The helmet is obviously meant to protect the head against concussions. The facemask acts as a rolling bar for the player’s face to protect against pokes and hits and damage from falling on his face.

My guess is that you don’t wear a helmet during your workday. You’d look pretty ridiculous if you did and the nice people in the white coats would probably take you away.

But, what about starting your day with meditation, prayer, positive thoughts, a thankful spirit, and reading the Bible or other devotional book?

Doing those things on a daily basis protects your mind from potential injury from circumstances or various outside influences that come your way on a daily basis. It might even cushion you from mental and emotional falls.

Shoulder Pads, Hip Pads, Knee Pads, Flak Jackets

Again, all meant to protect different body parts. Football is a game about the power of muscle, not the ability of the body to absorb everything.

Do you carry the weight of the world on your shoulders? Is that what your shoulders were meant for?

Do the pressures of your business keep you up at night? What purpose does that serve?

Are you chained to your desk for long periods? Are your muscles so tight that you groan when you get up to take a break? Your body was not designed to be in a frozen position for long periods of time.

Do you take regular breaks during your work day to revive and restore your mind and body? Protect yourself from wear and tear…nobody else will do that for you.

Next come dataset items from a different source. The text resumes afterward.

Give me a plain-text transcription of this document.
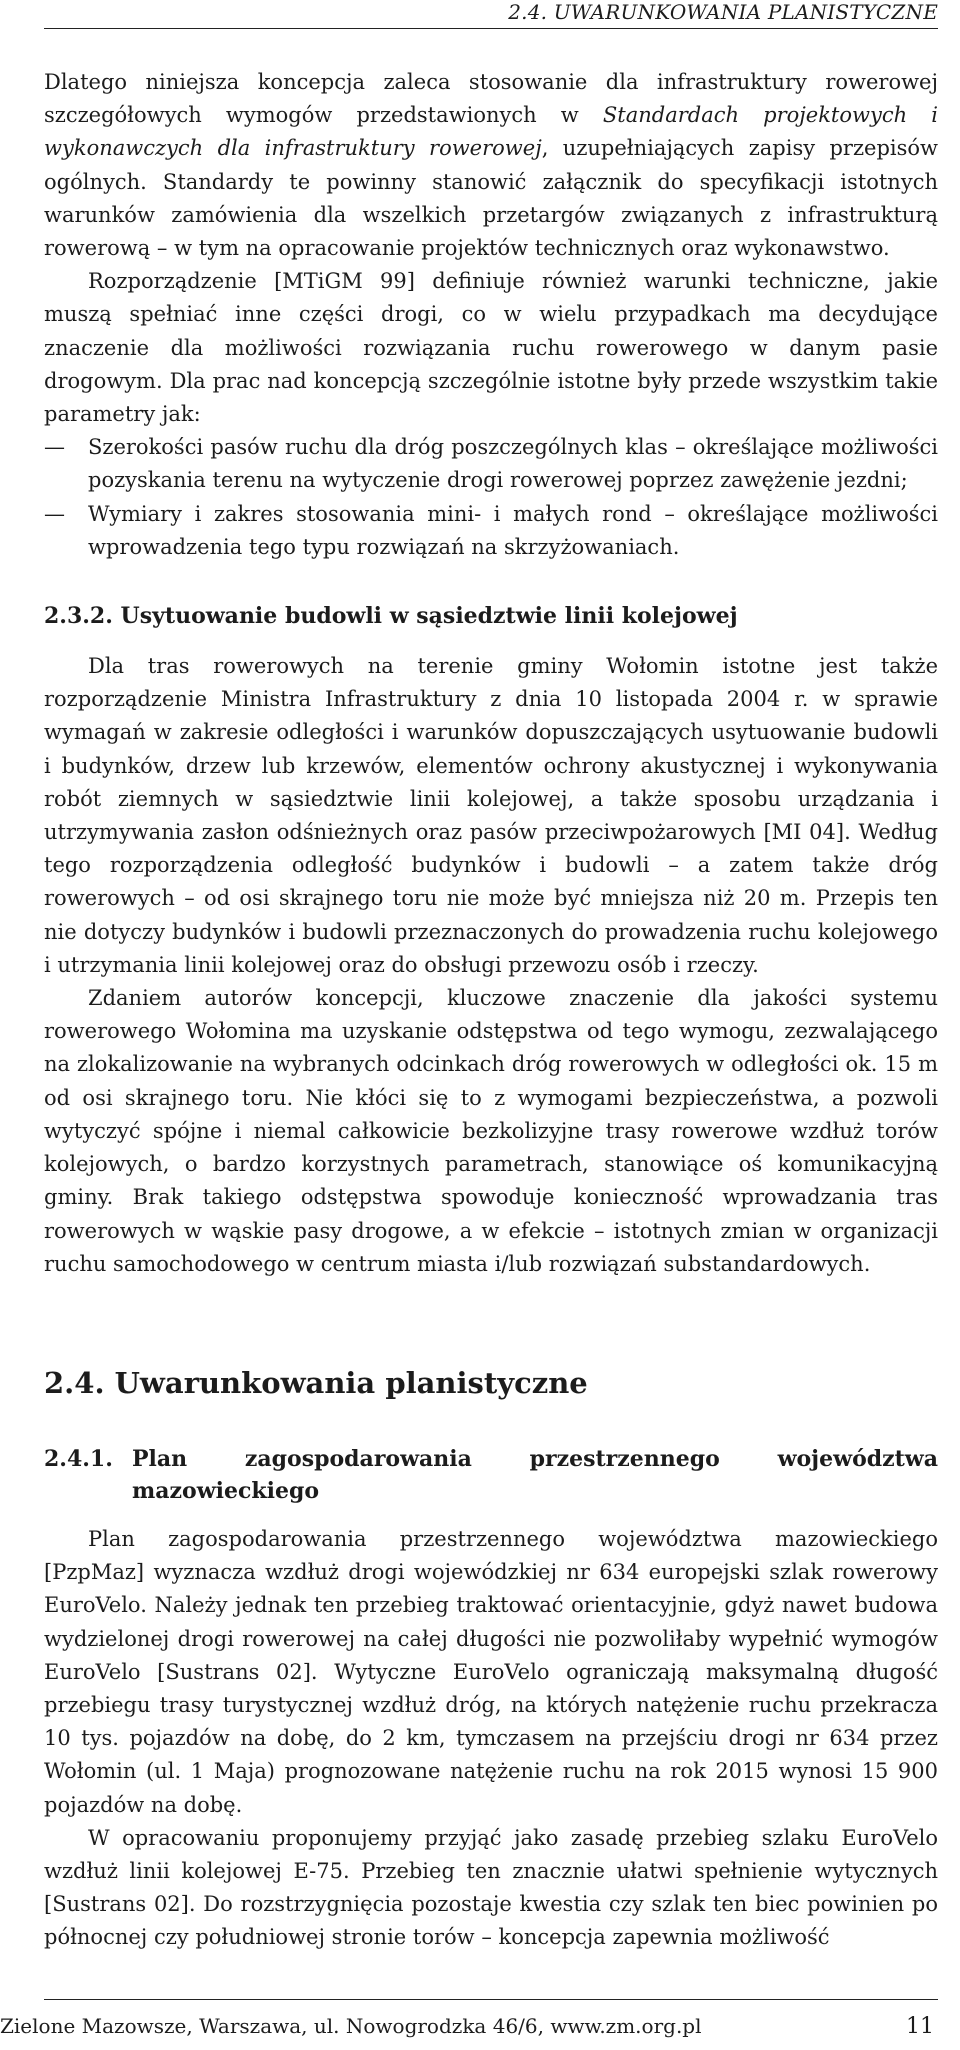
2.4. UWARUNKOWANIA PLANISTYCZNE

Dlatego niniejsza koncepcja zaleca stosowanie dla infrastruktury rowerowej szczegółowych wymogów przedstawionych w Standardach projektowych i wykonawczych dla infrastruktury rowerowej, uzupełniających zapisy przepisów ogólnych. Standardy te powinny stanowić załącznik do specyfikacji istotnych warunków zamówienia dla wszelkich przetargów związanych z infrastrukturą rowerową – w tym na opracowanie projektów technicznych oraz wykonawstwo.

Rozporządzenie [MTiGM 99] definiuje również warunki techniczne, jakie muszą spełniać inne części drogi, co w wielu przypadkach ma decydujące znaczenie dla możliwości rozwiązania ruchu rowerowego w danym pasie drogowym. Dla prac nad koncepcją szczególnie istotne były przede wszystkim takie parametry jak:

— Szerokości pasów ruchu dla dróg poszczególnych klas – określające możliwości pozyskania terenu na wytyczenie drogi rowerowej poprzez zawężenie jezdni;
— Wymiary i zakres stosowania mini- i małych rond – określające możliwości wprowadzenia tego typu rozwiązań na skrzyżowaniach.
2.3.2. Usytuowanie budowli w sąsiedztwie linii kolejowej

Dla tras rowerowych na terenie gminy Wołomin istotne jest także rozporządzenie Ministra Infrastruktury z dnia 10 listopada 2004 r. w sprawie wymagań w zakresie odległości i warunków dopuszczających usytuowanie budowli i budynków, drzew lub krzewów, elementów ochrony akustycznej i wykonywania robót ziemnych w sąsiedztwie linii kolejowej, a także sposobu urządzania i utrzymywania zasłon odśnieżnych oraz pasów przeciwpożarowych [MI 04]. Według tego rozporządzenia odległość budynków i budowli – a zatem także dróg rowerowych – od osi skrajnego toru nie może być mniejsza niż 20 m. Przepis ten nie dotyczy budynków i budowli przeznaczonych do prowadzenia ruchu kolejowego i utrzymania linii kolejowej oraz do obsługi przewozu osób i rzeczy.

Zdaniem autorów koncepcji, kluczowe znaczenie dla jakości systemu rowerowego Wołomina ma uzyskanie odstępstwa od tego wymogu, zezwalającego na zlokalizowanie na wybranych odcinkach dróg rowerowych w odległości ok. 15 m od osi skrajnego toru. Nie kłóci się to z wymogami bezpieczeństwa, a pozwoli wytyczyć spójne i niemal całkowicie bezkolizyjne trasy rowerowe wzdłuż torów kolejowych, o bardzo korzystnych parametrach, stanowiące oś komunikacyjną gminy. Brak takiego odstępstwa spowoduje konieczność wprowadzania tras rowerowych w wąskie pasy drogowe, a w efekcie – istotnych zmian w organizacji ruchu samochodowego w centrum miasta i/lub rozwiązań substandardowych.

2.4. Uwarunkowania planistyczne
2.4.1. Plan zagospodarowania przestrzennego województwa mazowieckiego

Plan zagospodarowania przestrzennego województwa mazowieckiego [PzpMaz] wyznacza wzdłuż drogi wojewódzkiej nr 634 europejski szlak rowerowy EuroVelo. Należy jednak ten przebieg traktować orientacyjnie, gdyż nawet budowa wydzielonej drogi rowerowej na całej długości nie pozwoliłaby wypełnić wymogów EuroVelo [Sustrans 02]. Wytyczne EuroVelo ograniczają maksymalną długość przebiegu trasy turystycznej wzdłuż dróg, na których natężenie ruchu przekracza 10 tys. pojazdów na dobę, do 2 km, tymczasem na przejściu drogi nr 634 przez Wołomin (ul. 1 Maja) prognozowane natężenie ruchu na rok 2015 wynosi 15 900 pojazdów na dobę.

W opracowaniu proponujemy przyjąć jako zasadę przebieg szlaku EuroVelo wzdłuż linii kolejowej E-75. Przebieg ten znacznie ułatwi spełnienie wytycznych [Sustrans 02]. Do rozstrzygnięcia pozostaje kwestia czy szlak ten biec powinien po północnej czy południowej stronie torów – koncepcja zapewnia możliwość

Zielone Mazowsze, Warszawa, ul. Nowogrodzka 46/6, www.zm.org.pl	11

Have you taken the time to strengthen the power of your own muscles with regular exercise, strength or weight training and cardio? If not, start today.

It’s all about the Shoes

Players wear different types of shoes for different playing surfaces. Depending on the playing surface and condition of the surface, longer or shorter cleats are worn. The bottom line is that cleats give players better traction in varying field conditions.

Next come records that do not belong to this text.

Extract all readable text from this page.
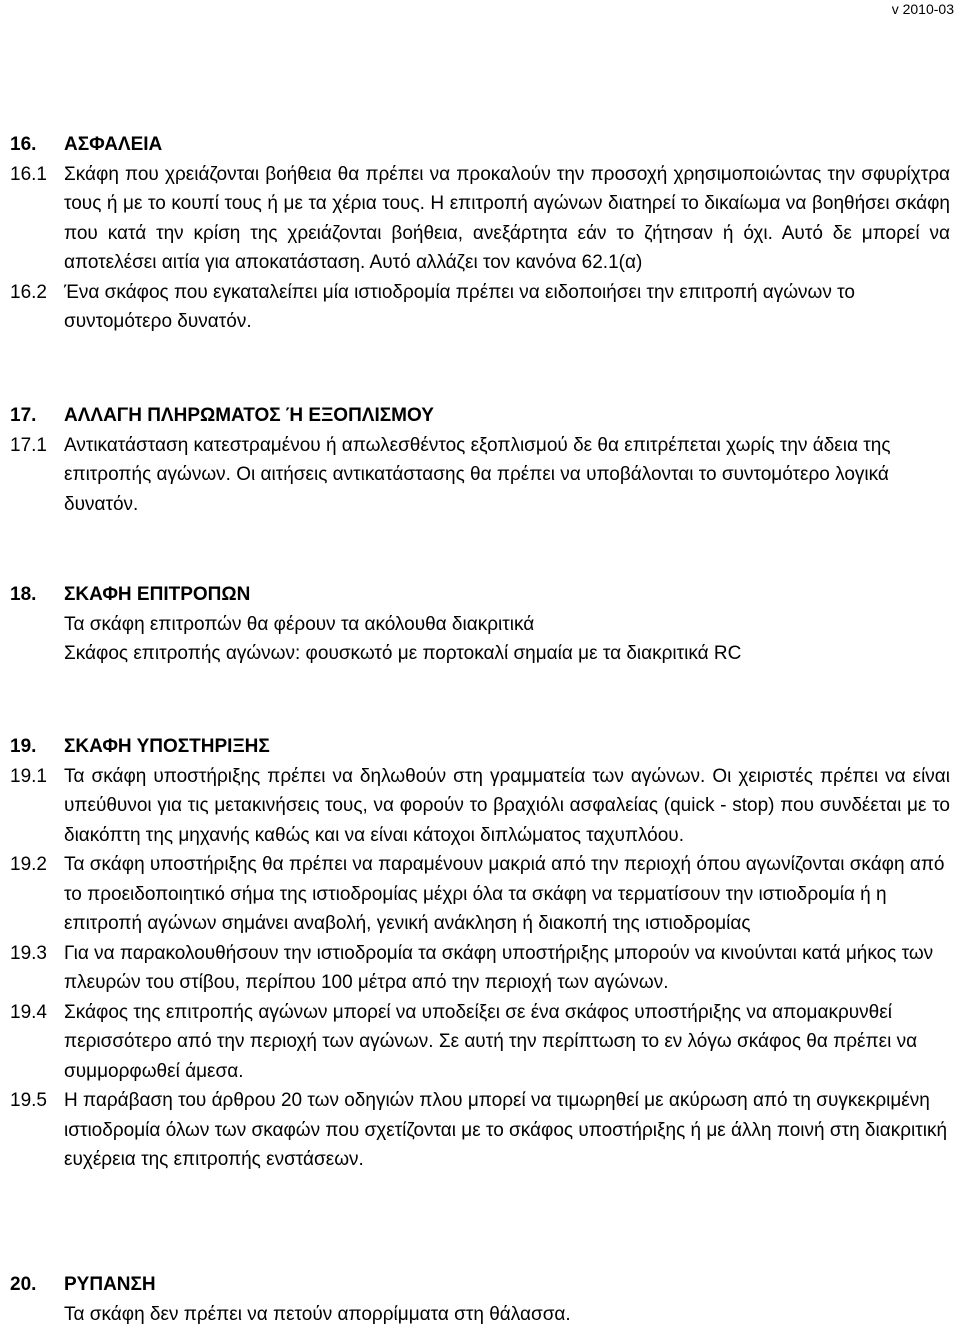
v 2010-03
16.	ΑΣΦΑΛΕΙΑ
16.1 Σκάφη που χρειάζονται βοήθεια θα πρέπει να προκαλούν την προσοχή χρησιμοποιώντας την σφυρίχτρα τους ή με το κουπί τους ή με τα χέρια τους. Η επιτροπή αγώνων διατηρεί το δικαίωμα να βοηθήσει σκάφη που κατά την κρίση της χρειάζονται βοήθεια, ανεξάρτητα εάν το ζήτησαν ή όχι. Αυτό δε μπορεί να αποτελέσει αιτία για αποκατάσταση. Αυτό αλλάζει τον κανόνα 62.1(α)
16.2 Ένα σκάφος που εγκαταλείπει μία ιστιοδρομία πρέπει να ειδοποιήσει την επιτροπή αγώνων το συντομότερο δυνατόν.
17.	ΑΛΛΑΓΗ ΠΛΗΡΩΜΑΤΟΣ Ή ΕΞΟΠΛΙΣΜΟΥ
17.1 Αντικατάσταση κατεστραμένου ή απωλεσθέντος εξοπλισμού δε θα επιτρέπεται χωρίς την άδεια της επιτροπής αγώνων. Οι αιτήσεις αντικατάστασης θα πρέπει να υποβάλονται το συντομότερο λογικά δυνατόν.
18.	ΣΚΑΦΗ ΕΠΙΤΡΟΠΩΝ
Τα σκάφη επιτροπών θα φέρουν τα ακόλουθα διακριτικά
Σκάφος επιτροπής αγώνων: φουσκωτό με πορτοκαλί σημαία με τα διακριτικά RC
19.	ΣΚΑΦΗ ΥΠΟΣΤΗΡΙΞΗΣ
19.1 Τα σκάφη υποστήριξης πρέπει να δηλωθούν στη γραμματεία των αγώνων. Οι χειριστές πρέπει να είναι υπεύθυνοι για τις μετακινήσεις τους, να φορούν το βραχιόλι ασφαλείας (quick - stop) που συνδέεται με το διακόπτη της μηχανής καθώς και να είναι κάτοχοι διπλώματος ταχυπλόου.
19.2 Τα σκάφη υποστήριξης θα πρέπει να παραμένουν μακριά από την περιοχή όπου αγωνίζονται σκάφη από το προειδοποιητικό σήμα της ιστιοδρομίας μέχρι όλα τα σκάφη να τερματίσουν την ιστιοδρομία ή η επιτροπή αγώνων σημάνει αναβολή, γενική ανάκληση ή διακοπή της ιστιοδρομίας
19.3 Για να παρακολουθήσουν την ιστιοδρομία τα σκάφη υποστήριξης μπορούν να κινούνται κατά μήκος των πλευρών του στίβου, περίπου 100 μέτρα από την περιοχή των αγώνων.
19.4 Σκάφος της επιτροπής αγώνων μπορεί να υποδείξει σε ένα σκάφος υποστήριξης να απομακρυνθεί περισσότερο από την περιοχή των αγώνων. Σε αυτή την περίπτωση το εν λόγω σκάφος θα πρέπει να συμμορφωθεί άμεσα.
19.5 Η παράβαση του άρθρου 20 των οδηγιών πλου μπορεί να τιμωρηθεί με ακύρωση από τη συγκεκριμένη ιστιοδρομία όλων των σκαφών που σχετίζονται με το σκάφος υποστήριξης ή με άλλη ποινή στη διακριτική ευχέρεια της επιτροπής ενστάσεων.
20.	ΡΥΠΑΝΣΗ
Τα σκάφη δεν πρέπει να πετούν απορρίμματα στη θάλασσα.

As an entrepreneur, have you adjusted your approach to clients, depending on the circumstance?

Some clients are firm; I call these ½” cleat clients – you need to be business-like, no-nonsense, and to the point.

Other clients are just average; 5/8” cleat clients – you can give a little leeway with your terms and be a wee more relaxed with communication.

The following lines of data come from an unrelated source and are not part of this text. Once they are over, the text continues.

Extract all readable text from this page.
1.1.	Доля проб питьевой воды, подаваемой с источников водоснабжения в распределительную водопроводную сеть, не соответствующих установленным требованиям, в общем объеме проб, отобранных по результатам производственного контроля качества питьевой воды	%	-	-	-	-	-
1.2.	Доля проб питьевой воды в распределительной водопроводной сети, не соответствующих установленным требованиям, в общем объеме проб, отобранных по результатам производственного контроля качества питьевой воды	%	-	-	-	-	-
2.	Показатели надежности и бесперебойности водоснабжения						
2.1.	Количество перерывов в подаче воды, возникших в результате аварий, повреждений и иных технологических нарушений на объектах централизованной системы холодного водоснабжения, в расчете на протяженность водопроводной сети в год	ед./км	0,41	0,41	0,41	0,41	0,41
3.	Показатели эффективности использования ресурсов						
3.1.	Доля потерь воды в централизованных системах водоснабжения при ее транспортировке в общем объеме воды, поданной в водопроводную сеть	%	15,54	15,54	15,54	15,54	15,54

Still others are mushy (touchy, feely, emotionally-charged); ¾” cleat clients – you’ll need to balance that out with some bottom-line statements, a firm stance, and maybe a little humor.

Then there are the 1” cleat clients – they are messy and muddy (temperamental and demanding) and cause miserable playing conditions. You’ll have to remain strong in your stance, not slip in their mud with any verbal giveaways, and not be afraid to take them out of your game.

Outer Wear – Jersey, Pants, and Socks

These are the outer clothes that players wear on the field. Many specific rules are linked to a players’ uniform but all for a reason. They don’t call it a uniform for nothin’. The uniform is governed closely by the NFL. If violations occur, the player is fined.

All those rules make me glad I can wear any old thing while I’m working at my desk at home. However, when I’m meeting with clients, some rules apply.

When you have a client meeting, do you show up, dressed for success, with a professional demeanor? Hair groomed? Nice aroma? Clean, pressed clothes? Minty breath? Notepad and pen ready to work?

All these seem like a no-brainer but I’ve heard horror stories about client meetings with vendors showing up, looking like they just rustled themselves out of bed. I’ve also heard about entrepreneurial folk answering their phones with the first phrase being, “Hey, I’m stepping out of the shower, can I call you back in a sec?” Oh my, these things ought not to be people.

If you’re meeting with a client in a casual setting…sure, ditch the suit and tie and go business casual. Depending on the client, dress the part…wear your “uniform” to the game. Don’t penalize your credibility for your appearance. Show your client you’re on his team all the way.

I’ll ask you again…How do you dress for work? Make sure your internal attire…your mental attitude, your emotional well-being…is in check. Also make sure your outer attire…your appearance for clients…is fit for the occasion.

Hurray! Football season is here! See ya’ll on the field.